I also try to put aside as much as possible my fears, which were only fed by Google and make no sense. The doctors have been clear: everything is fine, everything will be fine. I repeat this to myself 100 times a day. I meditate. I talk about it, I verbalize.
I also try not to focus on that Covid that prevented me from seeing my family and friends pregnant. I am so close to my parents… if someone had told me this a few years ago, I wouldn’t have believed it. I try not to think too much about the after-birth, the confinement… I hope that they will soon be able to come and meet their little granddaughter.
I wrote my birth plan for the hospital. A cesarean section, I have now understood, can also be a magical moment, if everything goes well. I’m going to do the maximum, to go and find the resources in my whole being to be STRONG that day, zen, relaxed, and maximize the chances that everything will go well. In a calm environment. In control. As I was throughout my pregnancy. Calm and Zen. For me, and also for my baby. I didn’t want her to feel my fears, my stress. And apart from a couple of crying outbursts, I can say it today, I’m really proud of myself: I’ve mega-managed!

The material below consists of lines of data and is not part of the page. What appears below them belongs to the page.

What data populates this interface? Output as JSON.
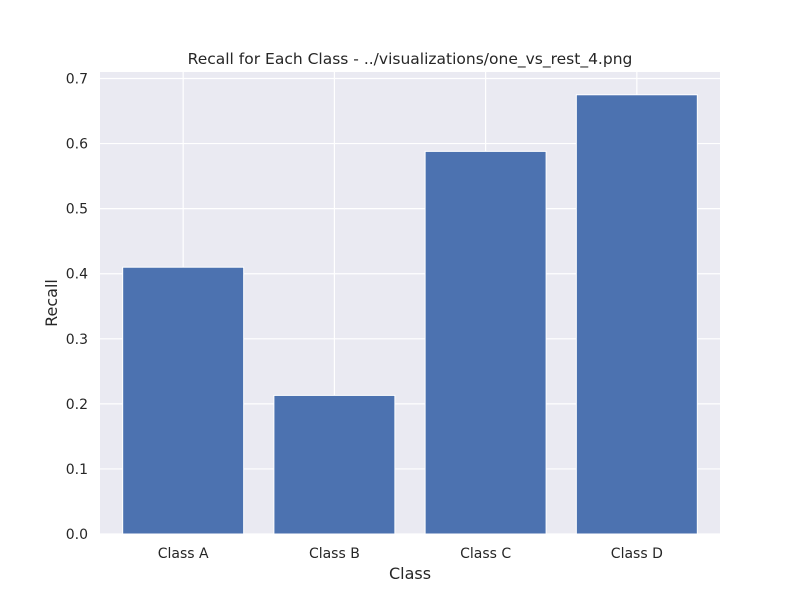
{
  "chart_data": {
    "type": "bar",
    "title": "Recall for Each Class - ../visualizations/one_vs_rest_4.png",
    "xlabel": "Class",
    "ylabel": "Recall",
    "categories": [
      "Class A",
      "Class B",
      "Class C",
      "Class D"
    ],
    "values": [
      0.41,
      0.213,
      0.588,
      0.675
    ],
    "ylim": [
      0,
      0.71
    ],
    "yticks": [
      0.0,
      0.1,
      0.2,
      0.3,
      0.4,
      0.5,
      0.6,
      0.7
    ],
    "ytick_labels": [
      "0.0",
      "0.1",
      "0.2",
      "0.3",
      "0.4",
      "0.5",
      "0.6",
      "0.7"
    ],
    "grid": true,
    "bar_color": "#4c72b0",
    "background_color": "#eaeaf2",
    "grid_color": "#ffffff"
  }
}
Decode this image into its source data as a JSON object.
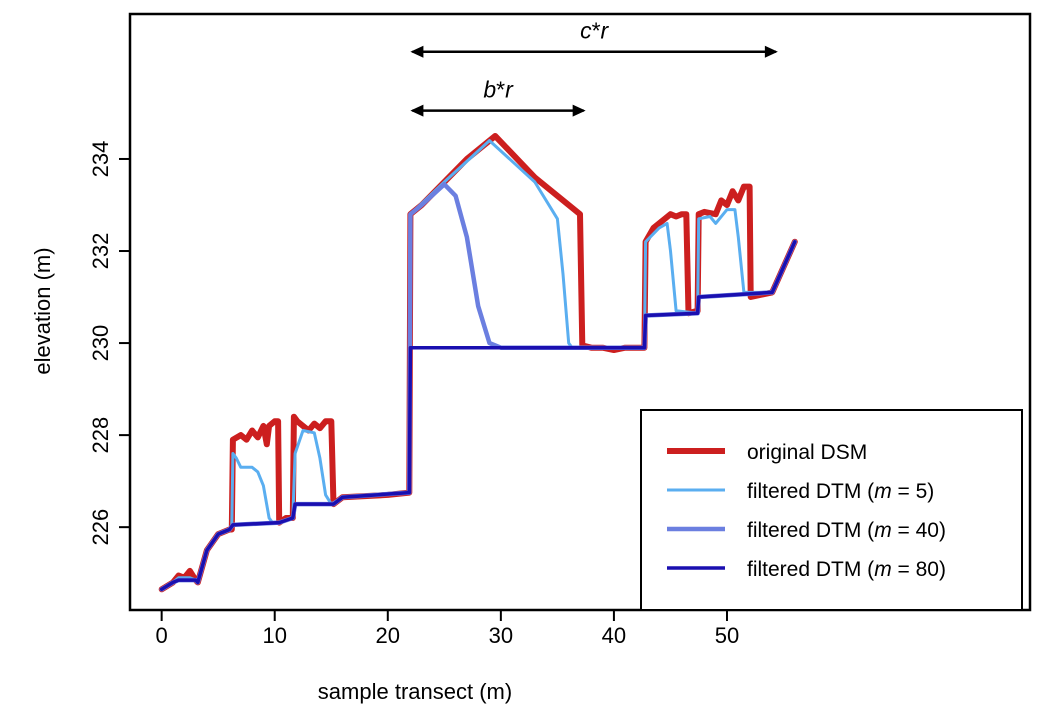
{
  "chart_data": {
    "type": "line",
    "xlabel": "sample transect (m)",
    "ylabel": "elevation (m)",
    "xlim": [
      -2.8,
      76.8
    ],
    "ylim": [
      224.2,
      237.15
    ],
    "xticks": [
      0,
      10,
      20,
      30,
      40,
      50
    ],
    "yticks": [
      226,
      228,
      230,
      232,
      234
    ],
    "grid": false,
    "legend_position": "bottom-right",
    "annotations": [
      {
        "label_var": "c",
        "label_op": "*",
        "label_var2": "r",
        "x_from": 22,
        "x_to": 54.5,
        "y": 236.33
      },
      {
        "label_var": "b",
        "label_op": "*",
        "label_var2": "r",
        "x_from": 22,
        "x_to": 37.5,
        "y": 235.05
      }
    ],
    "series": [
      {
        "name": "original DSM",
        "name_prefix": "original DSM",
        "name_m": "",
        "name_suffix": "",
        "color": "#cc1f1f",
        "width": 6,
        "x": [
          0,
          1,
          1.5,
          2,
          2.5,
          3,
          3.2,
          4,
          5,
          6,
          6.2,
          6.3,
          7,
          7.5,
          8,
          8.5,
          9,
          9.3,
          9.5,
          10,
          10.3,
          10.4,
          11,
          11.6,
          11.7,
          12,
          12.5,
          13,
          13.5,
          14,
          14.5,
          15,
          15.2,
          16,
          20,
          21.9,
          22,
          23,
          25,
          27,
          29.5,
          33,
          37,
          37.2,
          38,
          39,
          40,
          41,
          42.7,
          42.8,
          43.5,
          44.5,
          45,
          45.5,
          46,
          46.4,
          46.6,
          47.4,
          47.5,
          48,
          49,
          49.5,
          50,
          50.5,
          51,
          51.5,
          52,
          52.1,
          54,
          56
        ],
        "y": [
          224.65,
          224.8,
          224.95,
          224.9,
          225.05,
          224.85,
          224.8,
          225.5,
          225.85,
          225.95,
          225.95,
          227.9,
          228.0,
          227.9,
          228.1,
          227.95,
          228.2,
          227.8,
          228.2,
          228.3,
          228.3,
          226.1,
          226.2,
          226.2,
          228.4,
          228.3,
          228.2,
          228.1,
          228.25,
          228.15,
          228.3,
          228.3,
          226.5,
          226.65,
          226.7,
          226.75,
          232.8,
          233.0,
          233.5,
          234.0,
          234.5,
          233.6,
          232.8,
          229.95,
          229.9,
          229.9,
          229.85,
          229.9,
          229.9,
          232.2,
          232.5,
          232.7,
          232.8,
          232.75,
          232.8,
          232.8,
          230.65,
          230.7,
          232.8,
          232.85,
          232.8,
          233.1,
          233.0,
          233.3,
          233.1,
          233.4,
          233.4,
          231.0,
          231.1,
          232.2
        ]
      },
      {
        "name": "filtered DTM (m = 5)",
        "name_prefix": "filtered DTM (",
        "name_m": "m",
        "name_suffix": " = 5)",
        "color": "#5aaef0",
        "width": 3,
        "x": [
          0,
          1,
          1.5,
          2.5,
          3,
          3.2,
          4,
          5,
          6,
          6.2,
          6.3,
          6.6,
          7,
          8,
          8.5,
          9,
          9.5,
          9.8,
          10.4,
          11.6,
          11.8,
          12.5,
          13.5,
          14,
          14.5,
          15,
          16,
          21.9,
          22,
          25,
          29,
          33,
          35,
          35.5,
          36,
          36.3,
          42.7,
          42.8,
          44,
          44.7,
          45,
          45.5,
          47.4,
          47.5,
          48.5,
          49,
          50,
          50.7,
          51,
          51.5,
          54,
          56
        ],
        "y": [
          224.65,
          224.8,
          224.9,
          224.9,
          224.85,
          224.8,
          225.5,
          225.85,
          225.95,
          226.05,
          227.6,
          227.5,
          227.3,
          227.3,
          227.2,
          226.9,
          226.2,
          226.1,
          226.1,
          226.2,
          227.6,
          228.1,
          228.05,
          227.5,
          226.7,
          226.5,
          226.65,
          226.75,
          232.8,
          233.5,
          234.4,
          233.5,
          232.7,
          231.5,
          230.0,
          229.9,
          229.9,
          232.2,
          232.5,
          232.6,
          232.0,
          230.7,
          230.65,
          232.7,
          232.75,
          232.6,
          232.9,
          232.9,
          232.3,
          231.1,
          231.1,
          232.2
        ]
      },
      {
        "name": "filtered DTM (m = 40)",
        "name_prefix": "filtered DTM (",
        "name_m": "m",
        "name_suffix": " = 40)",
        "color": "#6b7fe0",
        "width": 4.5,
        "x": [
          0,
          1,
          1.5,
          3,
          3.2,
          4,
          5,
          6,
          6.3,
          10.4,
          11.6,
          11.8,
          15.2,
          16,
          21.9,
          22,
          23,
          25,
          26,
          27,
          28,
          29,
          30,
          42.7,
          42.8,
          47.4,
          47.5,
          54,
          56
        ],
        "y": [
          224.65,
          224.8,
          224.85,
          224.85,
          224.8,
          225.5,
          225.85,
          225.95,
          226.05,
          226.1,
          226.2,
          226.5,
          226.5,
          226.65,
          226.75,
          232.8,
          233.0,
          233.45,
          233.2,
          232.3,
          230.8,
          230.0,
          229.9,
          229.9,
          230.6,
          230.65,
          231.0,
          231.1,
          232.2
        ]
      },
      {
        "name": "filtered DTM (m = 80)",
        "name_prefix": "filtered DTM (",
        "name_m": "m",
        "name_suffix": " = 80)",
        "color": "#1a0fb0",
        "width": 3.5,
        "x": [
          0,
          1,
          1.5,
          3,
          3.2,
          4,
          5,
          6,
          6.3,
          10.4,
          11.6,
          11.8,
          15.2,
          16,
          21.9,
          22,
          42.7,
          42.8,
          47.4,
          47.5,
          54,
          56
        ],
        "y": [
          224.65,
          224.8,
          224.85,
          224.85,
          224.8,
          225.5,
          225.85,
          225.95,
          226.05,
          226.1,
          226.2,
          226.5,
          226.5,
          226.65,
          226.75,
          229.9,
          229.9,
          230.6,
          230.65,
          231.0,
          231.1,
          232.2
        ]
      }
    ]
  }
}
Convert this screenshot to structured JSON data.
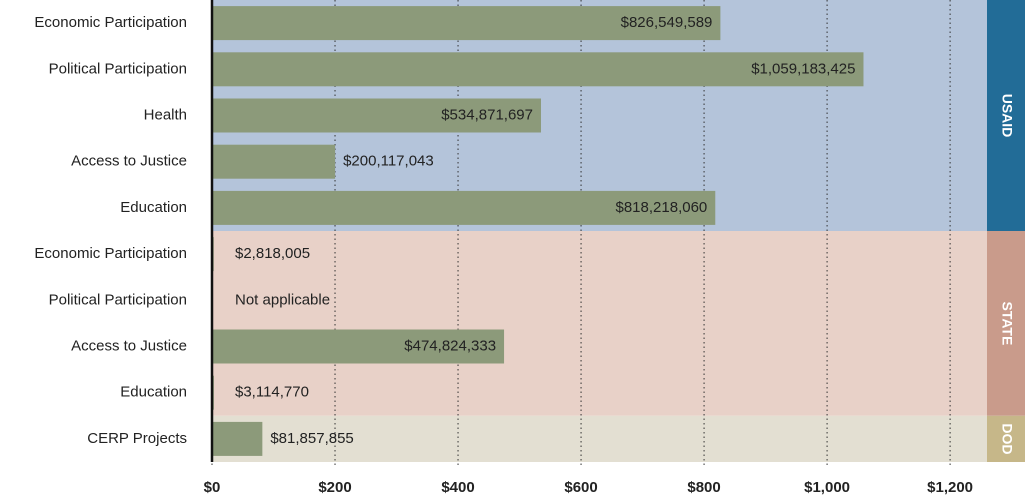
{
  "chart_data": {
    "type": "grouped-hbar",
    "bar_color": "#8c9a7a",
    "groups": [
      {
        "name": "USAID",
        "color": "#b4c4da",
        "strip_color": "#226c97",
        "categories": [
          "Economic Participation",
          "Political Participation",
          "Health",
          "Access to Justice",
          "Education"
        ],
        "values": [
          826.549589,
          1059.183425,
          534.871697,
          200.117043,
          818.21806
        ],
        "value_labels": [
          "$826,549,589",
          "$1,059,183,425",
          "$534,871,697",
          "$200,117,043",
          "$818,218,060"
        ]
      },
      {
        "name": "STATE",
        "color": "#e8d1c8",
        "strip_color": "#c99b8b",
        "categories": [
          "Economic Participation",
          "Political Participation",
          "Access to Justice",
          "Education"
        ],
        "values": [
          2.818005,
          null,
          474.824333,
          3.11477
        ],
        "value_labels": [
          "$2,818,005",
          "Not applicable",
          "$474,824,333",
          "$3,114,770"
        ]
      },
      {
        "name": "DOD",
        "color": "#e3dfd2",
        "strip_color": "#c6b789",
        "categories": [
          "CERP Projects"
        ],
        "values": [
          81.857855
        ],
        "value_labels": [
          "$81,857,855"
        ]
      }
    ],
    "xlim": [
      0,
      1260
    ],
    "xticks": [
      {
        "value": 0,
        "label": "$0"
      },
      {
        "value": 200,
        "label": "$200"
      },
      {
        "value": 400,
        "label": "$400"
      },
      {
        "value": 600,
        "label": "$600"
      },
      {
        "value": 800,
        "label": "$800"
      },
      {
        "value": 1000,
        "label": "$1,000"
      },
      {
        "value": 1200,
        "label": "$1,200"
      }
    ],
    "grid": true
  }
}
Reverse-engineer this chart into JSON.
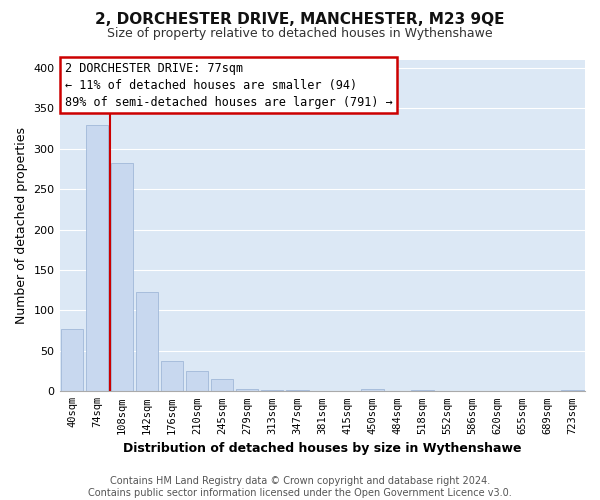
{
  "title": "2, DORCHESTER DRIVE, MANCHESTER, M23 9QE",
  "subtitle": "Size of property relative to detached houses in Wythenshawe",
  "xlabel": "Distribution of detached houses by size in Wythenshawe",
  "ylabel": "Number of detached properties",
  "footer_line1": "Contains HM Land Registry data © Crown copyright and database right 2024.",
  "footer_line2": "Contains public sector information licensed under the Open Government Licence v3.0.",
  "bar_labels": [
    "40sqm",
    "74sqm",
    "108sqm",
    "142sqm",
    "176sqm",
    "210sqm",
    "245sqm",
    "279sqm",
    "313sqm",
    "347sqm",
    "381sqm",
    "415sqm",
    "450sqm",
    "484sqm",
    "518sqm",
    "552sqm",
    "586sqm",
    "620sqm",
    "655sqm",
    "689sqm",
    "723sqm"
  ],
  "bar_heights": [
    77,
    330,
    283,
    123,
    37,
    25,
    15,
    3,
    1,
    1,
    0,
    0,
    3,
    0,
    2,
    0,
    0,
    0,
    0,
    0,
    2
  ],
  "bar_color": "#c8d8ef",
  "bar_edge_color": "#a0b8d8",
  "annotation_title": "2 DORCHESTER DRIVE: 77sqm",
  "annotation_line1": "← 11% of detached houses are smaller (94)",
  "annotation_line2": "89% of semi-detached houses are larger (791) →",
  "ylim": [
    0,
    410
  ],
  "yticks": [
    0,
    50,
    100,
    150,
    200,
    250,
    300,
    350,
    400
  ],
  "vline_color": "#cc0000",
  "vline_x": 1.5,
  "bg_color": "#ffffff",
  "plot_bg_color": "#dce8f5",
  "grid_color": "#ffffff",
  "annotation_box_color": "#ffffff",
  "annotation_border_color": "#cc0000",
  "title_fontsize": 11,
  "subtitle_fontsize": 9,
  "ylabel_fontsize": 9,
  "xlabel_fontsize": 9,
  "tick_fontsize": 7.5,
  "annotation_fontsize": 8.5,
  "footer_fontsize": 7
}
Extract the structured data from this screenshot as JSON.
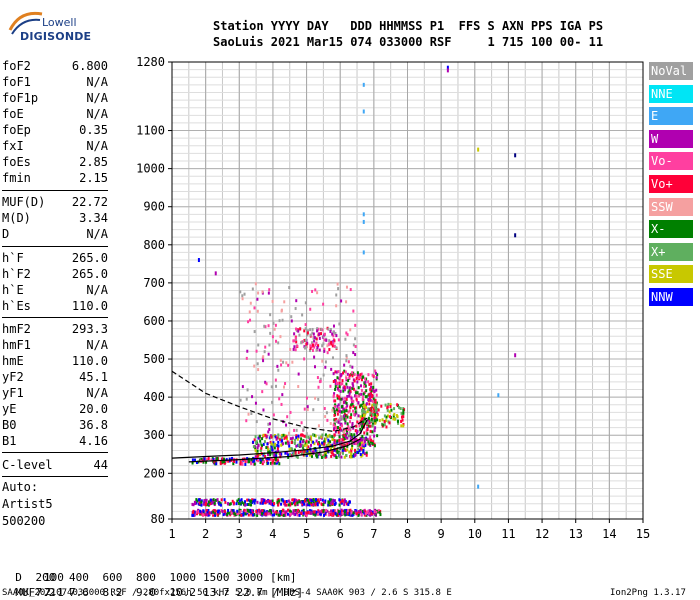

I realize how fortunate I am to have a chance to plan for my delivery that not all women have. Somehow, I am lucky to have been able to prepare myself. To avoid the stress of the emergency. Indeed, you are never safe from an emergency C-section, which can be more traumatic. I also realize how lucky I am to have had such a beautiful pregnancy, a healthy baby, and to have become pregnant so easily.
And who knows… maybe I’ll write soon an article to tell you about the day of the birth, of my sweet cesarean section, which went so well. I sincerely hope so! Answer in a few days. And in the meantime, I visualize my happiness to have my little girl against me, skin to skin, and I CAN’T WAIT.
Thanks for reading my pregnancy story, and see you soon for new adventures… as a little family :).